Discussion in 'Design and Graphics' started by Sean Dempsey, Jul 30, 2010.

  1. Sean Dempsey macrumors 68000

    Sean Dempsey

    Joined:
    Aug 7, 2006
    #1
    Hello,

    I've been printing digitally so long, I don't know how to do indesign files for offset plates!

    I have exported my PDF, but now in the seperation preview, my black isn't very black, and the places where I have transparency or the black on top of other colored objects, the objects beneath show through!

    I know that offset printing doesn't like transparencies, but I thought that exporting the PDF would flatten it so that the CMY plates didn't get any information where the black overlays it (like big black text on top of a photographic image).

    But instead, it does output the CMY colors beneath the black areas, so when it prints the black plate on top of it finally, you can see the colors underneath. Does this make sense? It doesn't flatten the final PDF and knock out the areas where black occludes the rest of the CMY areas.


    If I go through in Indesign and change my black(K) things to Registration, it solves the problem, but then that means that the CMY plates then ALL print 100% and then the black plate prints 100% as well... and I don't think that is right.


    So, what do I do? I tried exporting it as the oldest, flattest PDF preset that indesign does, and it still has the problem. I've Googled "flattening PDF's from indesign" but can't seem to get the answer I want.

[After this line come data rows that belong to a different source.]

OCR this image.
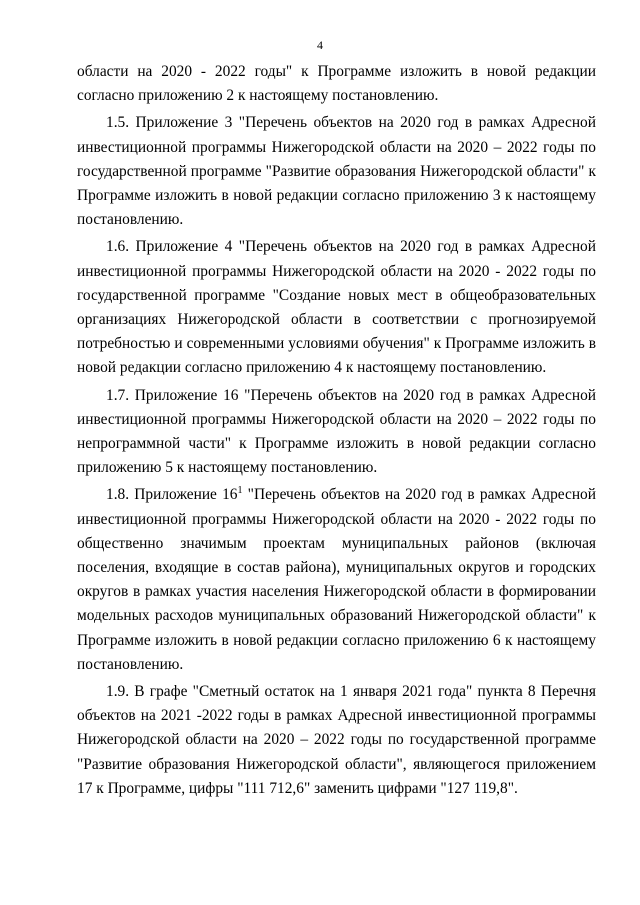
4

области на 2020 - 2022 годы" к Программе изложить в новой редакции согласно приложению 2 к настоящему постановлению.

1.5. Приложение 3 "Перечень объектов на 2020 год в рамках Адресной инвестиционной программы Нижегородской области на 2020 – 2022 годы по государственной программе "Развитие образования Нижегородской области" к Программе изложить в новой редакции согласно приложению 3 к настоящему постановлению.

1.6. Приложение 4 "Перечень объектов на 2020 год в рамках Адресной инвестиционной программы Нижегородской области на 2020 - 2022 годы по государственной программе "Создание новых мест в общеобразовательных организациях Нижегородской области в соответствии с прогнозируемой потребностью и современными условиями обучения" к Программе изложить в новой редакции согласно приложению 4 к настоящему постановлению.

1.7. Приложение 16 "Перечень объектов на 2020 год в рамках Адресной инвестиционной программы Нижегородской области на 2020 – 2022 годы по непрограммной части" к Программе изложить в новой редакции согласно приложению 5 к настоящему постановлению.

1.8. Приложение $16^1$ "Перечень объектов на 2020 год в рамках Адресной инвестиционной программы Нижегородской области на 2020 - 2022 годы по общественно значимым проектам муниципальных районов (включая поселения, входящие в состав района), муниципальных округов и городских округов в рамках участия населения Нижегородской области в формировании модельных расходов муниципальных образований Нижегородской области" к Программе изложить в новой редакции согласно приложению 6 к настоящему постановлению.

1.9. В графе "Сметный остаток на 1 января 2021 года" пункта 8 Перечня объектов на 2021 -2022 годы в рамках Адресной инвестиционной программы Нижегородской области на 2020 – 2022 годы по государственной программе "Развитие образования Нижегородской области", являющегося приложением 17 к Программе, цифры "111 712,6" заменить цифрами "127 119,8".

    Does all of this make sense to anyone who has had to output stuff for offset CMYK printing?
     
  2. Sean Dempsey thread starter macrumors 68000

    Sean Dempsey

    Joined:
    Aug 7, 2006
    #2
  3. Designer Dale macrumors 68040

    Designer Dale

    Joined:
    Mar 25, 2009
    Location:
    Folding space
    #3
  4. supabooma macrumors newbie

    Joined:
    Feb 19, 2006
    #4
    I agree. Using registration as black can cause the ink density to become too high thus resulting in muddy, blotchy tones. For example, my printer uses a formula of 40C 30M 30Y 100K as their rich black.
     
  5. flrazor macrumors member

    flrazor

    Joined:
    Jun 29, 2004
    Location:
    Saint Paul, MN
    #5
    There is also a setting in InDesign's preferences (Appearance of Black) where you can toggle off the automatic overprint at 100% black. For CMYK work rich black is best for areas where type covers an image or graphic element, but when it's alone with nothing behind it ("black on white") you should use 100% black so you don't have to worry about registration issues, especially in thinner font styles.

    If you get into spot color work, you will need to be more careful about what does and doesn't overprint if you have areas of different colors coming in contact with each other. Never be afraid to ask your local printer, we'd rather answer questions and help designers learn about printing than have to call you when things aren't right and try to fix things that could cost you more in prepress.
     
  6. Sean Dempsey thread starter macrumors 68000

    Sean Dempsey

    Joined:
    Aug 7, 2006
    #6
    I found most of this out from reading that site.

    I got rid of all the registration colors and used a Rich Black mix, fixed everything.

    The printer I am working with says they use a Digital CMYK, so it's seperations, but digitally printed?
     
  7. Designer Dale macrumors 68040

    Designer Dale

    Joined:
    Mar 25, 2009
    Location:
    Folding space
    #7
    Every color must have it's own separation, no matter how the press works. I think digital presses work like advanced copiers with toner drums of CYM and K instead of ink towers. This means that the content of each color plate can be loaded onto drums in the form of an electrical charge rather than a physical plate. The result is the same. four colors applied to a sheet of stock one at a time. So they still need your separations in PDF format.

    I'm out of the industry now, and most of my knowledge is in offset.